Я тоже полез под одеяло, где было душновато, раздвинул, взявшись за подогнутые колени, Викины податливые, но тугие ляжки и уткнул лицо в колючий ворох волосков. Hoc — спасибо прапрабабке Асият, не самый маленький достался! — прокатился по неглубокой бороздке, нашел мокренькую трясину и — бульк! — провалился туда. Подрыгался из стороны в сторону, потерся о пимпочку…

А откуда-то из дальнего далека долетало ласковое и бесстыжее чмоканье Викиного ротика. Должно быть, понравилась деточке сосочка. Шевелились и пальцы, поглаживая мешочек с орешками…

Разобравшись в ворохе волос, я пальцами расчесал их на пробор, не удержавшись от того, чтоб пару раз не утопить большой и указательный в скользкой теплоте, а потом осторожно, чтоб больно не сделать, растянул краешки в стороны. Языком по скользкому! Языком по солененькому! Языком до пимпочки! А потом опять носом!

Я — здесь, она — там. «69» — как именует такое мероприятие мировая общественность. Но она все же настоящая южанка, темперамент погорячее моего, даром что это тело американские ирландцы выстругали. От Украины немало осталось. И разогрелась раньше и задергалась в нетерпении. Даже зубками один раз цапнула. А потом испустила свое неподражаемое:

— Ы-ы-х-х…

И тут я чуть не помер. Потому что Викины ляжечки меня так сдавили в висках, что едва башку не сплющили. Это ведь не пухлая Ленка или рыхлеющая Марьяшка. Это тело тренированной боевички все-таки, надо осторожнее. Где-то в глубине своего отупевшего мозга я представил, как Вика ломает шейные позвонки вероятному противнику. На секунду, но представил. Потом этот секундный испуг прошел, и все опять стало по фигу.

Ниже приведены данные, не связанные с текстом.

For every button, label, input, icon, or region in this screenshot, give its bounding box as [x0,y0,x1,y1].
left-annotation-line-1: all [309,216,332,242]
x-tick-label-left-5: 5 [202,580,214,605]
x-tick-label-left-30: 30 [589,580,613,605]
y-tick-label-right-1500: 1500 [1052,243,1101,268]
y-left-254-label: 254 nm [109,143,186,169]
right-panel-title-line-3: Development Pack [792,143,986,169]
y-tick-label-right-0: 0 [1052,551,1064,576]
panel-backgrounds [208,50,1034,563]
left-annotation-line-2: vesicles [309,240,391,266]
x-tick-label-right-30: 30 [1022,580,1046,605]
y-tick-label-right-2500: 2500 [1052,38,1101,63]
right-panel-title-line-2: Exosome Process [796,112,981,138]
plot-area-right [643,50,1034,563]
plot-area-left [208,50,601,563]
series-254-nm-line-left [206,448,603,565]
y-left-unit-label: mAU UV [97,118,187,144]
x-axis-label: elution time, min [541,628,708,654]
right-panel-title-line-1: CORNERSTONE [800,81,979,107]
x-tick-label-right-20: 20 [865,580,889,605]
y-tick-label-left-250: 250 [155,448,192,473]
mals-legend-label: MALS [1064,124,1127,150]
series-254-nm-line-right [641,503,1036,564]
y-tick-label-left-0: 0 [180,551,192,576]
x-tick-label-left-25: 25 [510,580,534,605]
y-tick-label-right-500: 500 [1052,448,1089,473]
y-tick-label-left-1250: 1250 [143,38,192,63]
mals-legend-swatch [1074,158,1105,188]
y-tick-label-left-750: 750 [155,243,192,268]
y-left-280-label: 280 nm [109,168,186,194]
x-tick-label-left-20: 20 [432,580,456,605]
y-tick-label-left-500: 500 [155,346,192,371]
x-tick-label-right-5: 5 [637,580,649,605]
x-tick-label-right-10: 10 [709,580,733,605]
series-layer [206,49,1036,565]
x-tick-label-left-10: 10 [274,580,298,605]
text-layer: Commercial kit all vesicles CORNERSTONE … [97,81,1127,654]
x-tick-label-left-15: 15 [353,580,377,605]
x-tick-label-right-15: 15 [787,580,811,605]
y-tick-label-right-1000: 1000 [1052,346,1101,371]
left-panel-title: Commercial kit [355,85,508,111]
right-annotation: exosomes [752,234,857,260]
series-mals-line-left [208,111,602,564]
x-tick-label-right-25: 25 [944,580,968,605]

Воспользовавшись тем, что Вика меня отпустила, я подхватил ее, безвольную-вареную, под плечи и перевалил головой на подушку.

— Давай по-нормальному…

— Даю, даю… — раскидываясь, прокаламбурила Вика. — Иди до дому, «пыжик»!

— Между прочим, — заметил я, укладываясь между нетерпеливо подрагивающими ножками и ощущая, как ловкие пальцы Вики подхватывают инструмент, — он сроду был «главной толкушкой».

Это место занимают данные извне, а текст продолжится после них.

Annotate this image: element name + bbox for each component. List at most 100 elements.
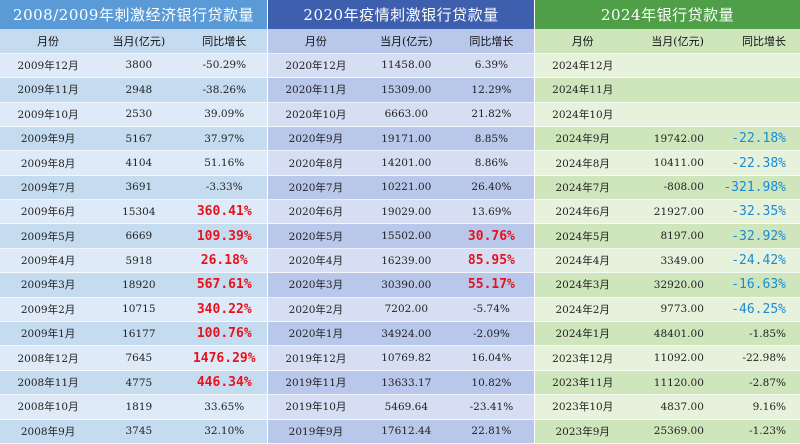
table-row: 2024年9月 19742.00 -22.18% (535, 126, 800, 152)
amount-cell: 11092.00 (653, 352, 704, 365)
month-cell: 2009年10月 (17, 108, 79, 121)
month-cell: 2020年3月 (288, 279, 344, 292)
amount-cell: 18920 (122, 278, 156, 291)
yoy-growth-cell: 30.76% (467, 228, 515, 244)
table-header-row: 月份 当月(亿元) 同比增长 (535, 29, 800, 54)
month-cell: 2009年8月 (20, 157, 76, 170)
month-cell: 2009年12月 (17, 59, 79, 72)
month-cell: 2024年6月 (555, 206, 610, 219)
month-cell: 2019年12月 (285, 352, 347, 365)
table-row: 2009年7月 3691 -3.33% (0, 175, 267, 201)
amount-cell: 15309.00 (381, 83, 432, 96)
amount-cell: 2530 (125, 108, 153, 121)
month-cell: 2020年12月 (285, 59, 347, 72)
month-cell: 2009年9月 (20, 133, 76, 146)
table-row: 2024年10月 (535, 102, 800, 127)
month-cell: 2009年3月 (20, 279, 76, 292)
yoy-growth-cell: 360.41% (196, 204, 252, 220)
amount-cell: 5469.64 (384, 400, 429, 413)
amount-cell: 6663.00 (384, 108, 429, 121)
amount-cell: 4104 (125, 157, 153, 169)
amount-cell: 8197.00 (660, 230, 704, 243)
table-row: 2024年2月 9773.00 -46.25% (535, 297, 800, 323)
table-header-row: 月份 当月(亿元) 同比增长 (0, 29, 267, 54)
yoy-growth-cell: -22.38% (731, 155, 786, 171)
month-cell: 2019年11月 (285, 377, 347, 390)
panel-rows: 月份 当月(亿元) 同比增长 2024年12月 2024年11月 2024年10月 2024… (535, 29, 800, 444)
panel-2024: 2024年银行贷款量 月份 当月(亿元) 同比增长 2024年12月 2024年11月 2… (535, 0, 800, 444)
yoy-growth-cell: 9.16% (752, 400, 786, 413)
month-cell: 2023年12月 (552, 352, 614, 365)
table-row: 2009年11月 2948 -38.26% (0, 78, 267, 103)
amount-cell: 34924.00 (381, 327, 432, 340)
column-header: 当月(亿元) (651, 35, 704, 49)
panel-title: 2020年疫情刺激银行贷款量 (268, 0, 534, 30)
amount-cell: 10715 (122, 303, 156, 316)
month-cell: 2024年4月 (555, 255, 610, 268)
yoy-growth-cell: -16.63% (731, 277, 786, 293)
table-row: 2023年9月 25369.00 -1.23% (535, 419, 800, 444)
month-cell: 2023年11月 (552, 377, 614, 390)
month-cell: 2024年9月 (555, 133, 610, 146)
amount-cell: 5918 (125, 254, 153, 267)
yoy-growth-cell: -38.26% (202, 83, 247, 96)
month-cell: 2008年9月 (20, 425, 76, 438)
amount-cell: -808.00 (663, 181, 704, 194)
amount-cell: 1819 (125, 400, 153, 413)
month-cell: 2009年2月 (20, 303, 76, 316)
month-cell: 2024年2月 (555, 303, 610, 316)
column-header: 月份 (37, 35, 60, 49)
table-row: 2024年5月 8197.00 -32.92% (535, 224, 800, 249)
yoy-growth-cell: 33.65% (204, 400, 245, 413)
table-row: 2023年12月 11092.00 -22.98% (535, 346, 800, 371)
amount-cell: 32920.00 (653, 278, 704, 291)
yoy-growth-cell: -23.41% (469, 400, 514, 413)
month-cell: 2019年9月 (288, 425, 344, 438)
yoy-growth-cell: 22.81% (471, 425, 512, 438)
yoy-growth-cell: 567.61% (196, 277, 252, 293)
yoy-growth-cell: 55.17% (467, 277, 515, 293)
table-row: 2019年9月 17612.44 22.81% (268, 419, 534, 444)
yoy-growth-cell: 85.95% (467, 253, 515, 269)
amount-cell: 4775 (125, 376, 153, 389)
month-cell: 2020年9月 (288, 133, 344, 146)
month-cell: 2009年11月 (17, 84, 79, 97)
amount-cell: 10411.00 (653, 157, 704, 169)
column-header: 当月(亿元) (380, 35, 433, 49)
yoy-growth-cell: 12.29% (471, 83, 512, 96)
table-header-row: 月份 当月(亿元) 同比增长 (268, 29, 534, 54)
amount-cell: 21927.00 (653, 205, 704, 218)
month-cell: 2020年6月 (288, 206, 344, 219)
amount-cell: 15304 (122, 205, 156, 218)
amount-cell: 19171.00 (381, 132, 432, 145)
table-row: 2019年11月 13633.17 10.82% (268, 370, 534, 396)
yoy-growth-cell: -32.92% (731, 228, 786, 244)
table-row: 2009年12月 3800 -50.29% (0, 53, 267, 79)
month-cell: 2009年1月 (20, 328, 76, 341)
amount-cell: 17612.44 (381, 425, 432, 438)
yoy-growth-cell: -1.23% (749, 425, 786, 438)
month-cell: 2020年5月 (288, 230, 344, 243)
month-cell: 2024年11月 (552, 84, 614, 97)
month-cell: 2019年10月 (285, 401, 347, 414)
table-row: 2024年4月 3349.00 -24.42% (535, 248, 800, 274)
month-cell: 2024年5月 (555, 230, 610, 243)
amount-cell: 3800 (125, 59, 153, 72)
amount-cell: 16177 (122, 327, 156, 340)
month-cell: 2008年12月 (17, 352, 79, 365)
month-cell: 2008年11月 (17, 377, 79, 390)
yoy-growth-cell: -50.29% (202, 59, 247, 72)
yoy-growth-cell: 10.82% (471, 376, 512, 389)
table-row: 2008年11月 4775 446.34% (0, 370, 267, 396)
table-row: 2019年10月 5469.64 -23.41% (268, 395, 534, 420)
month-cell: 2024年10月 (552, 108, 614, 121)
amount-cell: 25369.00 (653, 425, 704, 438)
yoy-growth-cell: 8.86% (474, 157, 509, 169)
month-cell: 2024年12月 (552, 59, 614, 72)
amount-cell: 11458.00 (381, 59, 432, 72)
amount-cell: 7645 (125, 352, 153, 365)
yoy-growth-cell: 51.16% (204, 157, 245, 169)
yoy-growth-cell: -46.25% (731, 301, 786, 317)
table-row: 2020年4月 16239.00 85.95% (268, 248, 534, 274)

— Мне «пыжик» больше нравится… У-ух… Нехай лизе!

— Не Лизе, а тебе, — ответил я на это самостийное выражение. — Поехали!

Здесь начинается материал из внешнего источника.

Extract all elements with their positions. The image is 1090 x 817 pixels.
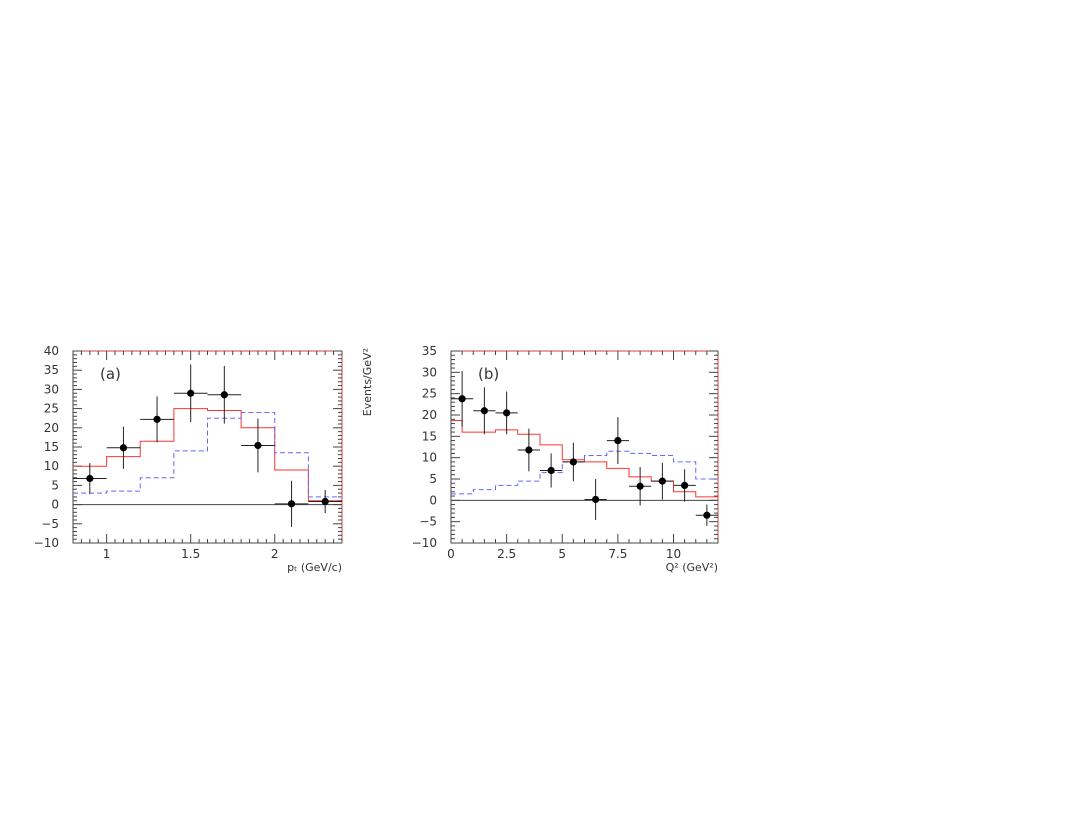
data-point	[86, 474, 94, 483]
panel-label: (a)	[100, 365, 121, 383]
x-tick-label: 10	[666, 547, 681, 561]
histogram-dashed-blue	[73, 411, 342, 498]
y-tick-label: 10	[44, 459, 59, 473]
data-point	[287, 500, 296, 508]
x-tick-label: 5	[558, 547, 566, 561]
data-point	[187, 389, 195, 397]
data-point	[703, 511, 711, 519]
panel-a: −10 −5 0 5 10 15 20 25 30 35 40 1 1.5 2 pₜ (GeV/c) (a)	[34, 344, 343, 574]
data-point	[658, 477, 666, 485]
data-point	[569, 458, 577, 466]
data-point	[614, 437, 622, 445]
data-point	[636, 482, 644, 490]
data-point	[220, 391, 228, 399]
y-tick-label: −10	[34, 536, 59, 550]
data-point	[458, 395, 466, 403]
y-tick-label: 35	[44, 363, 59, 377]
y-tick-label: 15	[44, 440, 59, 454]
data-point	[592, 495, 600, 504]
y-tick-label: 0	[51, 498, 59, 512]
x-tick-label: 1	[103, 547, 111, 561]
y-tick-label: 5	[51, 478, 59, 492]
y-tick-label: 25	[44, 402, 59, 416]
y-tick-label: 20	[44, 421, 59, 435]
y-tick-label: 20	[422, 408, 437, 422]
x-tick-label: 2	[271, 547, 279, 561]
x-axis-title: Q² (GeV²)	[666, 561, 718, 574]
data-point	[321, 497, 329, 506]
histogram-dashed-blue	[451, 450, 718, 495]
x-tick-label: 2.5	[497, 547, 516, 561]
histogram-solid-red	[73, 408, 342, 502]
y-tick-label: 5	[429, 472, 437, 486]
y-tick-label: 30	[422, 365, 437, 379]
data-point	[547, 466, 555, 475]
data-point	[119, 444, 128, 452]
data-point	[254, 441, 262, 450]
x-tick-label: 0	[447, 547, 455, 561]
data-point	[525, 446, 533, 454]
y-tick-label: 0	[429, 493, 437, 507]
y-tick-label: 35	[422, 344, 437, 358]
y-tick-label: −5	[419, 515, 437, 529]
x-tick-label: 7.5	[608, 547, 627, 561]
panel-label: (b)	[478, 365, 499, 383]
y-tick-label: 30	[44, 382, 59, 396]
y-tick-label: 10	[422, 451, 437, 465]
data-point	[480, 407, 488, 415]
data-point	[503, 409, 511, 417]
y-tick-label: 15	[422, 429, 437, 443]
y-tick-label: 25	[422, 387, 437, 401]
x-axis-title: pₜ (GeV/c)	[287, 561, 342, 574]
y-tick-label: −5	[41, 517, 59, 531]
y-axis-title: Events/GeV²	[361, 348, 374, 416]
y-tick-label: 40	[44, 344, 59, 358]
data-point	[681, 481, 689, 489]
data-point	[153, 415, 161, 423]
y-tick-label: −10	[412, 536, 437, 550]
x-tick-label: 1.5	[181, 547, 200, 561]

Тут было не до каламбуров. Вика лежала относительно спокойно не больше минуты. Потом в ее теле словно мотор заработал. Правда, как в прошлый раз ноги к животу не поджимала, но попа работала как на пружинках.

Доведя ее до второго «ы-ы-х-х» в семейно-супружеской позиции на спинке, я перекатил ее на бок, ухватил за крепкие ягодицы и продолжил.

— Ой, здорово! — провизжала Вика. — Ой, как же хорошо! Да что ж ты со мной делаешь?

— Это еще кто с кем делает… — пробормотал я и начал гнать вовсю, на финиш. Эх, залетные!

В общем, закончили.

Разморенные, вымотанные, опять стали помаленьку засыпать. Возможно, что даже час-другой и поспали, только мне это не запомнилось. Снов не было.

А вот то, как громко щелкнул замок, ярко вспыхнул свет и в нашу спальню-камеру-палату вошел Чудо-юдо в сопровождении Зинки, мы хорошо запомнили.

— Ой! — Вика пискнула так, будто была мне не законной женой, а самой запретной любовницей. — Постучали бы сначала! Мы не одеты…

— Дуэт обормотов! — прокомментировала Зинаида. Я глупо захихикал.

— Ладно, — поморщившись, сказал Чудо-юдо, — что с них возьмешь? Они сейчас как детишки, которые добрались до банки с вареньем, половину слопали и попались родителям. А теперь ждут, что с ними сделает папа. То ли выпорет, то ли просто пожурит. Ну а папа сейчас молит Господа Бога, чтоб детишки не обожрались и чтоб варенье оказалось не испорченным. Потому что ему будет очень жалко, если у них животики заболят. Жалеет дитятей неразумных. Особенно доченьку, то бишь невестку бестолковую. Поскольку они сейчас все равно ни черта не смогут понять, то лекции, нотации и экзекуции придется отложить, условно говоря, до вытрезвления.

— А мы вовсе не пьяные, — обиделась Вика.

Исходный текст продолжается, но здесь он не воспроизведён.